Ma solution : une instance AdGuard réplica sur un autre matériel. Elle tourne sur une VM distincte avec la même configuration de réécritures. Le DHCP distribue les deux DNS :
- DNS primaire :
192.168.1.54(LXC AdGuard) - DNS secondaire :
192.168.1.8(réplica sur autre VM)
Si le primaire tombe, les clients basculent automatiquement sur le secondaire. La synchronisation des réécritures entre les deux instances se fait manuellement (c’est suffisant pour un homelab — les réécritures ne changent pas souvent).
Vérification
# Depuis le LAN — doit retourner l'IP locale
nslookup grafana.mondomaine.ovh 192.168.1.54
# → 192.168.1.52 ✅
# Depuis Internet — retourne l'IP publique
nslookup grafana.mondomaine.ovh 1.1.1.1
# → 82.x.x.x ✅
# Vérifier que DNSSEC fonctionne
dig @192.168.1.54 cloudflare.com +dnssec
# → flags: ad (Authenticated Data) ✅
# Vérifier qu'un domaine signé invalide est rejeté
dig @192.168.1.54 dnssec-failed.org
# → SERVFAIL ✅ (la signature est invalide, Unbound refuse)

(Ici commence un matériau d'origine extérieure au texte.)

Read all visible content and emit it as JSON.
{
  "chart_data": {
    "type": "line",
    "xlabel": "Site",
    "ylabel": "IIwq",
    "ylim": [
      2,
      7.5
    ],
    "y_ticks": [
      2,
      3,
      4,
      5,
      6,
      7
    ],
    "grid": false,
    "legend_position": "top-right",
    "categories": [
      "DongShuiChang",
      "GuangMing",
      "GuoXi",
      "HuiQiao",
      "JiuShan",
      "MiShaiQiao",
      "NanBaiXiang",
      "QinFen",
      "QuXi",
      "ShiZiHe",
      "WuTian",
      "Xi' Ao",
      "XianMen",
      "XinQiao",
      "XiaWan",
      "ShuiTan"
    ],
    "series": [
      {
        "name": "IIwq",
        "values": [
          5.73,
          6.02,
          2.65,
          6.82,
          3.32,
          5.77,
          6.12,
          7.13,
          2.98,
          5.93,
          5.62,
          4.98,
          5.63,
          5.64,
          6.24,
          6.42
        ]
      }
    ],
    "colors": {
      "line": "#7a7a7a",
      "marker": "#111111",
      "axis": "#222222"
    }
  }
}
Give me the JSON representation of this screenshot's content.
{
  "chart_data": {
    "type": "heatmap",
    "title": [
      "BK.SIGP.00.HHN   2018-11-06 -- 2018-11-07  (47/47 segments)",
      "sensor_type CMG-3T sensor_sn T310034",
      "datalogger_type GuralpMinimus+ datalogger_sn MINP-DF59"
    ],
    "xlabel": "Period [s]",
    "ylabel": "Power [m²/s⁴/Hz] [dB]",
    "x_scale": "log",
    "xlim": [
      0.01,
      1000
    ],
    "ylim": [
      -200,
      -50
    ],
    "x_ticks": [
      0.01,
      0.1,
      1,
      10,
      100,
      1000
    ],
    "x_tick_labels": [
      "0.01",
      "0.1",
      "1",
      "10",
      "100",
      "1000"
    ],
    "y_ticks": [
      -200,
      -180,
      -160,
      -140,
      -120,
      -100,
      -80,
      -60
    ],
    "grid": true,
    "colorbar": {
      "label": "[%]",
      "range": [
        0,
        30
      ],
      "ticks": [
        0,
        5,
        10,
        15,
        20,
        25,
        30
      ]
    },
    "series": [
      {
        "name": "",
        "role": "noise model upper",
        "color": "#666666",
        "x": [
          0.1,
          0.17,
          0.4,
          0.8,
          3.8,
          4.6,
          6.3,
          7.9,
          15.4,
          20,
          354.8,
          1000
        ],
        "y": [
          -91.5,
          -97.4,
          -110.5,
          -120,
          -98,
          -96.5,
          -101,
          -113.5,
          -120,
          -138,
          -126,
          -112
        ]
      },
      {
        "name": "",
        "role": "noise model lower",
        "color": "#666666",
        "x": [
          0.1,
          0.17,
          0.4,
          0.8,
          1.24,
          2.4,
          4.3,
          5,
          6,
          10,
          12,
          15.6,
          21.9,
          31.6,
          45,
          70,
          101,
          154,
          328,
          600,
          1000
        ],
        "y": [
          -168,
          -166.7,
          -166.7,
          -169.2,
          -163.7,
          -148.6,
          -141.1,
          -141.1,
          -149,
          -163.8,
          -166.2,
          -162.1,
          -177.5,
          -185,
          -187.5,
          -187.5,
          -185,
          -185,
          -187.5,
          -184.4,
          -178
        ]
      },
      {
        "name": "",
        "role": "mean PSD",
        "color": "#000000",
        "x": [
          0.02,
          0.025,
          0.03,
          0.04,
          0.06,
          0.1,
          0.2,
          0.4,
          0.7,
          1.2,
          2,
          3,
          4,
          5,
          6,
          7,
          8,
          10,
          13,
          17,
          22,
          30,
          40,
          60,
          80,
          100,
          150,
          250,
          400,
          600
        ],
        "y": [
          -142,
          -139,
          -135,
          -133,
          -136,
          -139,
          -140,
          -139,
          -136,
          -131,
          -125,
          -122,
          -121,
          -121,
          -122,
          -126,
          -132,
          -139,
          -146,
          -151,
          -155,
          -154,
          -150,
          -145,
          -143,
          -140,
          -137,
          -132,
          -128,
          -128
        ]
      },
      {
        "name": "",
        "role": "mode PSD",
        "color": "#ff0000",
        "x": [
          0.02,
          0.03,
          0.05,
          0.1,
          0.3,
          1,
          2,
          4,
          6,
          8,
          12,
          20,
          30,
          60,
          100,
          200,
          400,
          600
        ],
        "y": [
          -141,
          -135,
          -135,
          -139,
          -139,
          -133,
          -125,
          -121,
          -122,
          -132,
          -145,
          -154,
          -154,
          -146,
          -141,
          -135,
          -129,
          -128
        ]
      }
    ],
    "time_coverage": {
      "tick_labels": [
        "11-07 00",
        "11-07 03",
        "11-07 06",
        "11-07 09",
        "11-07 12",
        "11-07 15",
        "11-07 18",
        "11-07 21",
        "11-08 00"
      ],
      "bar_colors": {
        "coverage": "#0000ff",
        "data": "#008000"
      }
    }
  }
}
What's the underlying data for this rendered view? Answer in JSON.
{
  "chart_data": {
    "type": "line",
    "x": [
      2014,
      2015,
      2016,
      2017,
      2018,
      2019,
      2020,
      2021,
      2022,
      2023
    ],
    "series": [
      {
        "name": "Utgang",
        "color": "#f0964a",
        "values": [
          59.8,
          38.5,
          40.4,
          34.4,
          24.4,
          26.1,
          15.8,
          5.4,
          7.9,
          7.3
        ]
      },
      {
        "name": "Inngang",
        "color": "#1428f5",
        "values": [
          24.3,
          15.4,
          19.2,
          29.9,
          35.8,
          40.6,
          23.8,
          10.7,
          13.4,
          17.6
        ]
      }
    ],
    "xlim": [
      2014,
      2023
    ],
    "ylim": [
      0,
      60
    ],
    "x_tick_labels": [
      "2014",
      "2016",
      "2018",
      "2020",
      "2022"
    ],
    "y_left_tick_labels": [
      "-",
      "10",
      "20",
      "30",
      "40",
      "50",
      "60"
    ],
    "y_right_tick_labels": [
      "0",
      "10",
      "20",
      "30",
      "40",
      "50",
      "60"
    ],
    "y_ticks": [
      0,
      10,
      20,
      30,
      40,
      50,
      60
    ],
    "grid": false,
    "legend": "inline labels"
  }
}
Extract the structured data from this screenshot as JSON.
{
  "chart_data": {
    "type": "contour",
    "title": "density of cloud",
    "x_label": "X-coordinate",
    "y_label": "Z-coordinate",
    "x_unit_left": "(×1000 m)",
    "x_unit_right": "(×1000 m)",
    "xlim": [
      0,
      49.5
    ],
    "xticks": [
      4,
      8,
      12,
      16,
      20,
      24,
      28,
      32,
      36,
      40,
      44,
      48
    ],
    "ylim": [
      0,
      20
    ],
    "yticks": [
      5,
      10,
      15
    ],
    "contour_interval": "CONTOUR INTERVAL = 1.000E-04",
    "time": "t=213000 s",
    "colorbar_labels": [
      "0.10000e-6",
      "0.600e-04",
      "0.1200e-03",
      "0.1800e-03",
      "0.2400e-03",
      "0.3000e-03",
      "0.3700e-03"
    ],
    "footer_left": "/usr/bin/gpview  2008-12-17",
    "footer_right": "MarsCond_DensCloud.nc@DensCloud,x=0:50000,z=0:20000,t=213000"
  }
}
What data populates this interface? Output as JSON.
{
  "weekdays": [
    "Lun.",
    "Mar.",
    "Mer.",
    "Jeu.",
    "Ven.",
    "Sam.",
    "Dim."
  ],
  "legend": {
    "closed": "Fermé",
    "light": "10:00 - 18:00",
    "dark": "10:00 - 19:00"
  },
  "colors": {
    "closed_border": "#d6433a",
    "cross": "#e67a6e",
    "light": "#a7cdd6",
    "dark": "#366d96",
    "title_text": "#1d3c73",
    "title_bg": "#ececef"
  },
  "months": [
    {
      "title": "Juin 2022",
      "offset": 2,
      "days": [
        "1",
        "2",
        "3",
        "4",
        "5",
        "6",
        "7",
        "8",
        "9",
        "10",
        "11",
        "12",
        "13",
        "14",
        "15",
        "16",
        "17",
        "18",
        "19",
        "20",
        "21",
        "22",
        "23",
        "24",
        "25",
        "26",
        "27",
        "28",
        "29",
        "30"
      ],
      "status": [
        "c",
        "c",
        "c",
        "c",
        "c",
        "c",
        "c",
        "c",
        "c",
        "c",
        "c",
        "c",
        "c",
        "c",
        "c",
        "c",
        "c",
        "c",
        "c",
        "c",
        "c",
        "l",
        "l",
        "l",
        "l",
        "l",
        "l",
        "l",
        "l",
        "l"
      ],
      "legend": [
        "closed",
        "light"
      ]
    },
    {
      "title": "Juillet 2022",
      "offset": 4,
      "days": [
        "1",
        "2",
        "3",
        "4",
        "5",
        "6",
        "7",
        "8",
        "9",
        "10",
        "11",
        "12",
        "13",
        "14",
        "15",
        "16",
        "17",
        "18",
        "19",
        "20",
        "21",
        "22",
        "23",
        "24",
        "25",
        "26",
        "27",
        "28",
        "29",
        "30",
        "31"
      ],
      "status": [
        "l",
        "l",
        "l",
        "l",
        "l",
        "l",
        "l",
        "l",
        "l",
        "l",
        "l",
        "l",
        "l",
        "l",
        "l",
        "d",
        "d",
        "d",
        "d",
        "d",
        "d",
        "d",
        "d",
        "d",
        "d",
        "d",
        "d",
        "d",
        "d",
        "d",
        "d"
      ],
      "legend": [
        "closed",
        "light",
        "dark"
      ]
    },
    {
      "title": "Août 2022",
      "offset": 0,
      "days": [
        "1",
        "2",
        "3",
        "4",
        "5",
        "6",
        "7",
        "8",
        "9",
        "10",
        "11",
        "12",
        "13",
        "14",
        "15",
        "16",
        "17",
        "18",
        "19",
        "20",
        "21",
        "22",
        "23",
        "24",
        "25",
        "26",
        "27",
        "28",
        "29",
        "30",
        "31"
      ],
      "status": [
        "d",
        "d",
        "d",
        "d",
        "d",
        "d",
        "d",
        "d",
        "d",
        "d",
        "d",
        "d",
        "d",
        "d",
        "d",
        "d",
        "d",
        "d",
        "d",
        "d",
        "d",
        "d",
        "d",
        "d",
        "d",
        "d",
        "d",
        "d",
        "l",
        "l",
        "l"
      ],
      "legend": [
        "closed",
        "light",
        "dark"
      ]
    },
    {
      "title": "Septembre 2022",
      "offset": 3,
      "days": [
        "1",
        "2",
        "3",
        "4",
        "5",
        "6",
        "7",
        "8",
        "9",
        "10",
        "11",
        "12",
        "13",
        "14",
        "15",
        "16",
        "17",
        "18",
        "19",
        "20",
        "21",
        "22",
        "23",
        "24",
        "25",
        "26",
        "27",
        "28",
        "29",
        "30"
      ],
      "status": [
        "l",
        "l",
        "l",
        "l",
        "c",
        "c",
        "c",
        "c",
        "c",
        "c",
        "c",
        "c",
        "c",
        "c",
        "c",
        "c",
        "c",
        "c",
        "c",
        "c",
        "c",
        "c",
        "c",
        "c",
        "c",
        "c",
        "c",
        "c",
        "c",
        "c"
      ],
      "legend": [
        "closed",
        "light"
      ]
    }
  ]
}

Le piège mortel : le search domain sur les VMs Docker
C’est le bug qui m’a coûté le plus de temps à diagnostiquer. Plusieurs heures à chercher pourquoi Traefik retournait des 502 Bad Gateway de façon intermittente.
Le symptôme
Traefik ne parvient pas à joindre les conteneurs backend. Les logs montrent des connexions refusées ou des timeouts sur des services qui fonctionnent parfaitement en accès direct.
La cause
La VM Docker avait un search domain configuré dans netplan :
# ❌ Configuration PROBLÉMATIQUE
nameservers:
addresses:
- 192.168.1.54
search:
- intra.mondomaine.ovh # ← LE COUPABLE
Voici ce qui se passe :
- Traefik veut joindre le conteneur
immich-server(nom Docker interne) - Le DNS interne Docker (127.0.0.11) reçoit la requête
- Il ne trouve pas
immich-serveren interne, et ajoute le search domain :immich-server.intra.mondomaine.ovh - La requête arrive à AdGuard, qui matche le wildcard
*.mondomaine.ovh - AdGuard retourne
192.168.1.52— l’IP de la VM hôte, pas du conteneur - Traefik essaie de se connecter à son propre hôte sur le port du backend → 502
Le diagnostic
# Vérifier depuis l'intérieur d'un conteneur
docker exec traefik cat /etc/resolv.conf
# Si vous voyez "search intra.mondomaine.ovh" → problème !
docker exec traefik nslookup immich-server
# Si la réponse est 192.168.1.52 au lieu de 172.18.0.x → confirmé
La solution
Ne JAMAIS mettre de search domain sur une VM qui héberge Docker :
# ✅ Configuration CORRECTE
network:
version: 2
ethernets:
ens18:
addresses:
- 192.168.1.52/24
routes:
- to: default
via: 192.168.1.1
nameservers:
addresses:
- 192.168.1.54
- 192.168.1.8
search: [] # ← TOUJOURS VIDE sur VM Docker
Cette règle est maintenant gravée dans mes conventions d’infrastructure. Chaque nouvelle VM Docker est vérifiée systématiquement.
Statistiques DNS
Un bénéfice collatéral d’AdGuard Home : les statistiques de requêtes DNS. Sur mon réseau, le dashboard montre :
- ~30 000 requêtes DNS par jour (tous appareils confondus)
- ~35% de requêtes bloquées (pub, tracking, télémétrie)
- Les domaines les plus bloqués : télémétrie Microsoft/Apple, trackers publicitaires, analytics
- Temps de réponse moyen : < 1 ms pour le cache, 30-50 ms pour les requêtes récursives
Le filtrage pub au niveau DNS est plus efficace qu’un ad-blocker navigateur car il couvre tous les appareils du réseau — y compris les smartphones, TV connectées et objets IoT qui envoient de la télémétrie sans demander.
Conclusion
Le couple AdGuard Home + Unbound est la brique DNS idéale pour un homelab :
- Split-horizon en une seule règle wildcard
- Filtrage pub/tracking pour tout le réseau
- DNSSEC pour l’intégrité des réponses
- Résolution récursive sans dépendance à un DNS tiers
- Statistiques pour comprendre ce qui se passe sur son réseau
L’investissement est minimal (un LXC avec 1 Go de RAM), et le retour est immédiat. C’est la première brique que je mettrais en place sur un nouveau homelab.